‘Christopher Robin’ is a family must this summer!
Lapacazo Sandoval | 8/9/2018, 11:15 a.m.
The uber bright executives at Disney know how to please kids, and in the new family comedy “Christopher Robin,” directed by Marc Forster, they have collaborated beautifully to make a great kids’ film that is perfectly suited for adults.
This modern version of the classic character Christopher Robin is a quirky one who displays his most human side, easily slipping into stretches of melancholy, but thankfully it’s punctuated by comic moments.
The script is sturdy despite the story being predictable. The adult Christopher Robin (Ewan McGregor) has not seen the Hundred Acre Wood since he was a young boy and—no surprise—he lost that spark of joy, the source of his creativity and his lust for life. He’s a married man who rarely spends time with his wife and daughter (Hayley Atwell and Bronte Carmichael, respectively), opting to pour himself into his work. Then he gets a visit from Winnie the Pooh (Jim Cummings).
Charm erupts on the screen. How can it not with such an adorable bear? It’s reshaped for a contemporary audience, which is a lush nod to E.H. Shepard’s original illustrations. Oh Pooh, I love you. He is so cute and Cummings’ vocal performance is pppp-perfect.

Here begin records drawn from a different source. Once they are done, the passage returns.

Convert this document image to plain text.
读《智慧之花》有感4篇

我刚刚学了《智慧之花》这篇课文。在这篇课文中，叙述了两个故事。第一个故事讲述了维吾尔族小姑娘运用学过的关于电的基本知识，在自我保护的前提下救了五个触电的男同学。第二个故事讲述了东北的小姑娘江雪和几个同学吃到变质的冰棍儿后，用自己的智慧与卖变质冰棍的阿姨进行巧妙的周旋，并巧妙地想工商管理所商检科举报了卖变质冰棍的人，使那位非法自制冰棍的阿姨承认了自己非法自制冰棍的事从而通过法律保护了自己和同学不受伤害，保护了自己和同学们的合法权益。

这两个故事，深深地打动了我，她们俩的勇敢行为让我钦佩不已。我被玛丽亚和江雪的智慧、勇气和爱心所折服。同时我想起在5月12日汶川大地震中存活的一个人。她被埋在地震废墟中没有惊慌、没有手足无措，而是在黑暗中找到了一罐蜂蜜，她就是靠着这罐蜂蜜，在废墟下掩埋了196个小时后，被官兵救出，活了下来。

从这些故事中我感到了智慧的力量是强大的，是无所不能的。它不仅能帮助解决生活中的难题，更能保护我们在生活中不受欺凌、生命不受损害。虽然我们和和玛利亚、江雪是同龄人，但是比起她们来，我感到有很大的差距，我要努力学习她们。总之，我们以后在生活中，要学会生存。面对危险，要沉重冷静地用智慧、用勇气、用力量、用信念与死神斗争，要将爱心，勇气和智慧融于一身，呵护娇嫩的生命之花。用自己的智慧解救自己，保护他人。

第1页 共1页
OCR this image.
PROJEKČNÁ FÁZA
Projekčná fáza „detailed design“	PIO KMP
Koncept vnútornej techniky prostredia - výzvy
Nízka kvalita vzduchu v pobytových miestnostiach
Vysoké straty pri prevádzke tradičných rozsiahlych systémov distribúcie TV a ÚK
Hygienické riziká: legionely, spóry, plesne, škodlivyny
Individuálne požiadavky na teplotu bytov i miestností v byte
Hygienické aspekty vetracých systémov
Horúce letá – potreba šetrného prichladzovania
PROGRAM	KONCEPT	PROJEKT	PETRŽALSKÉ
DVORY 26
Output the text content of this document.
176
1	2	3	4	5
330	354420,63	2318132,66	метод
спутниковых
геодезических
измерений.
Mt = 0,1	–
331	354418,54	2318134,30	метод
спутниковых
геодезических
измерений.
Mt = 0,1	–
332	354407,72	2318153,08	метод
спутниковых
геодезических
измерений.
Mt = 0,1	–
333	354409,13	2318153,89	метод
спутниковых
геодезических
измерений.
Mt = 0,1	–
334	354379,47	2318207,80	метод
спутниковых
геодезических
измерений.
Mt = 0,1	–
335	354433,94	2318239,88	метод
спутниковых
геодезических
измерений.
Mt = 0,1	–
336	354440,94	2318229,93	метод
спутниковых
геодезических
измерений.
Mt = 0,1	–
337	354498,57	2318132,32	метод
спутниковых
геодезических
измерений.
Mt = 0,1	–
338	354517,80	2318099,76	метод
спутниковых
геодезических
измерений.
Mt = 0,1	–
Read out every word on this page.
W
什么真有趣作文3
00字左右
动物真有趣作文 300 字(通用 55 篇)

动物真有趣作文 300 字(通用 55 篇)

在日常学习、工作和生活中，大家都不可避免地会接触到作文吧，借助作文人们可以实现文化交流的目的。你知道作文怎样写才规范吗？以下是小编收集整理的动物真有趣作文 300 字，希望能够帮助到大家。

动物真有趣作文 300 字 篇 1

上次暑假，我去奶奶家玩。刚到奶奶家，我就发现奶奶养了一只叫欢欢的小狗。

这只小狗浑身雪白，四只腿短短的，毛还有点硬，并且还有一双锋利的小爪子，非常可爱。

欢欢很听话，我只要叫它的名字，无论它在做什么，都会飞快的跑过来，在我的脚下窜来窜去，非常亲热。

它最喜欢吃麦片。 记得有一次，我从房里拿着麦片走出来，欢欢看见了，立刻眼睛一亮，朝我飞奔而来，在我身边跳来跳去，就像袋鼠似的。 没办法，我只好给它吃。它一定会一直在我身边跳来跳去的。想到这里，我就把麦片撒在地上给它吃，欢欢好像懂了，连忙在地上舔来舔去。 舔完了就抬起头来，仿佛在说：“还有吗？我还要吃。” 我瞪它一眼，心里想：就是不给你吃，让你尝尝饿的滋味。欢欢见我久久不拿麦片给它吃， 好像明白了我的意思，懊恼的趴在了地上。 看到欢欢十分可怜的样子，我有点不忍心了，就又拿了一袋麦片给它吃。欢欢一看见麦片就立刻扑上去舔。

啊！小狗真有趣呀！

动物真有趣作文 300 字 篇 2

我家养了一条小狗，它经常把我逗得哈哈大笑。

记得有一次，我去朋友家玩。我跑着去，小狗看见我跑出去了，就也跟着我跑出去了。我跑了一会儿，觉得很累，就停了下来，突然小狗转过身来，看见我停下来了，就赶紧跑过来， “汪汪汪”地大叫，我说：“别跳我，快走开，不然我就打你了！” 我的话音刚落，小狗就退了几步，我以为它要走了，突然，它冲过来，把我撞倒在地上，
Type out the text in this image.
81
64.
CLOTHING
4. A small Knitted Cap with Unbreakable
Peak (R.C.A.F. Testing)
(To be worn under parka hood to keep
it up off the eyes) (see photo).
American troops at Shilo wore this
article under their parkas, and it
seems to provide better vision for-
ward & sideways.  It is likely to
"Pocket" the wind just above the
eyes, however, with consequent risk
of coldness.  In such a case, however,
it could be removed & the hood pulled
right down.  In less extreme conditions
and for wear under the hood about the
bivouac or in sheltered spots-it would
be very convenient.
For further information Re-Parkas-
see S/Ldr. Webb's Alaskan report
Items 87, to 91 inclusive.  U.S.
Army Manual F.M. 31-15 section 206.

The film opens with a very young Christopher Robin at his farewell party filled with great colors that slowly drain away after the boy leaves. Time waits for no one, and we flip forward through mock chapters that deftly draws the characters in and out of illustrations before depositing us into Christopher Robin’s adulthood in gritty postwar Britain. Unfortunately, our dear Christopher Robin has forgotten about his wonderful childhood companions despite promising that he never-ever would, and the result is almost debilitating desolation.
Pooh wandering through a sad and deserted Hundred Acre Wood is impactful with a musical score composed by Geoff Zanelli and Jon Brion and it works. The scene where Pooh’s paw is brushing through the wild grass is lush.
Struggle is a huge part of childhood, and Robin struggles to balance his personal and professional lives. Here, I struggle not to spoil the ending of the film, but our Robin surprises us and himself. Here is a hint: He questions faith and the need for personal sacrifice as the only route to happiness. Another hint: He questions maybe finding a happy medium, and understanding that this life is a “medium” might be a longer solution.
And all that aside, it’s just a great movie. The voice talent is first-rate and includes Brad Garrett and from England’s stable of impressive thespians Paul Chahidi (as a lively neighbor), Matt Berry, Mackenzie Crook and Simon Farnaby.
Great twist and one of the reasons this version of “Christopher Robin” works is that everyone can see Pooh walking and talking, and that gives the entire film an honest landscape that’s filled with great joy!